Ethna snorted loudly. Everyone looked at her. “I don’t make that kind of joke, little one,” said Miguel softly. He and Lucinda exchanged looks and hoped that Ethna’s mother had had that little talk with her daughter.
“Is the tea ready, Mother?” asked Rosa, breaking the awkward silence.
“Nearly. Ethna, go tell Don Hernando tea will be served in five minutes. Ethna set the peas aside and headed toward the library, relieved to escape the old folks. “Before the Don gets here, Miguel, what did you find out about Cupido?,” asked Mrs. O’Brien.
“I spoke to Manuel from the inn and he told me that after Cupido left here last night he went to the inn and got drunk, well, more drunk. He spent the night there with those fancy friends of his. They’re all thieves and bullies, I tell you, but from good families so no one bothers with them. Cupido slept all morning and went home early in the afternoon. He’s been home since, as far I know,” Miguel reported without a trace of his normal joviality.

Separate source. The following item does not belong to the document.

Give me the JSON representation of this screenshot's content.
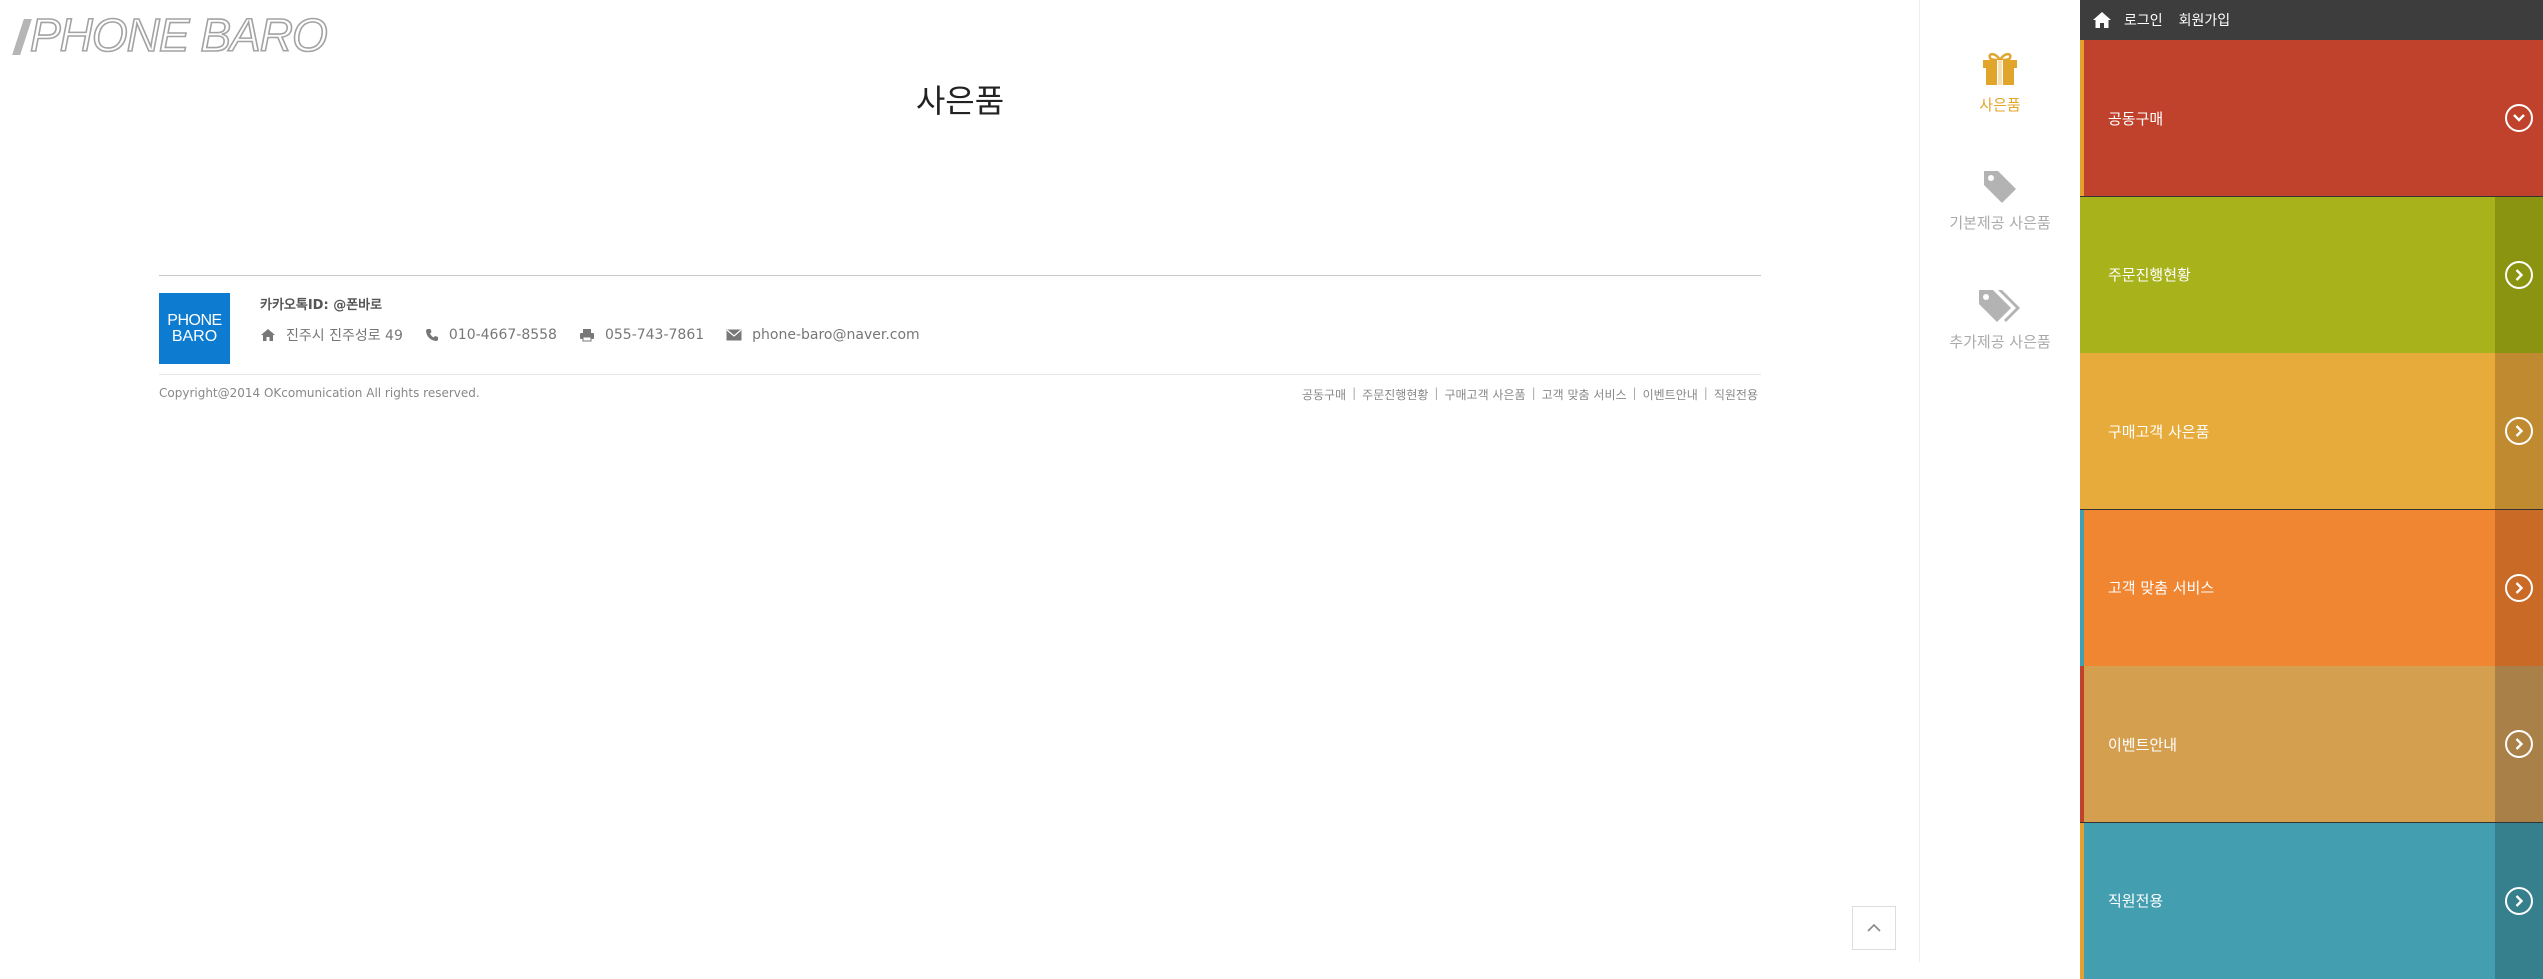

“What do you think he will do?” asked Mrs. O’Brien.
“It seems his friends at the inn were mocking him about his interest in Donna Maria,” continued Miguel. “A few of them suggested he just take the girl. They said they’d help him if he couldn’t handle her. They were laughing and saying that she is just an Annumpi and so he should just take her.” The bitterness in his voice rose as he reached his conclusion.
After a short pause while everyone was lost in their own thoughts, Miguel brought them back. “I have sent messages. Tonight I will talk to our men. This thing will not happen.”
“Enough for now,” said Mrs. O’Brien. “I can hear the Don in the hallway.”
The door from the hall opened and Don Hernando walked in. He smiled at everyone and sat down at the head of the table. Long ago, soon after his wife’s death, he had taken to eating in the kitchen with the extended O’Brien clan. It was scandalous, but he couldn’t help noticing that it was also much more agreeable than he and Maria eating in the huge dining room. The family chatter had helped Donna and eased his loneliness.
“Mrs. O’Brien, do be seated. How are you this lovely day?,” he asked.
“Fine, fine. Lovely day, you say?”
“Quite so. Do you mean you didn’t notice?,” he said.
“You know, how it is, sir. It’s difficult to keep up with the world when you rarely leave the kitchen.”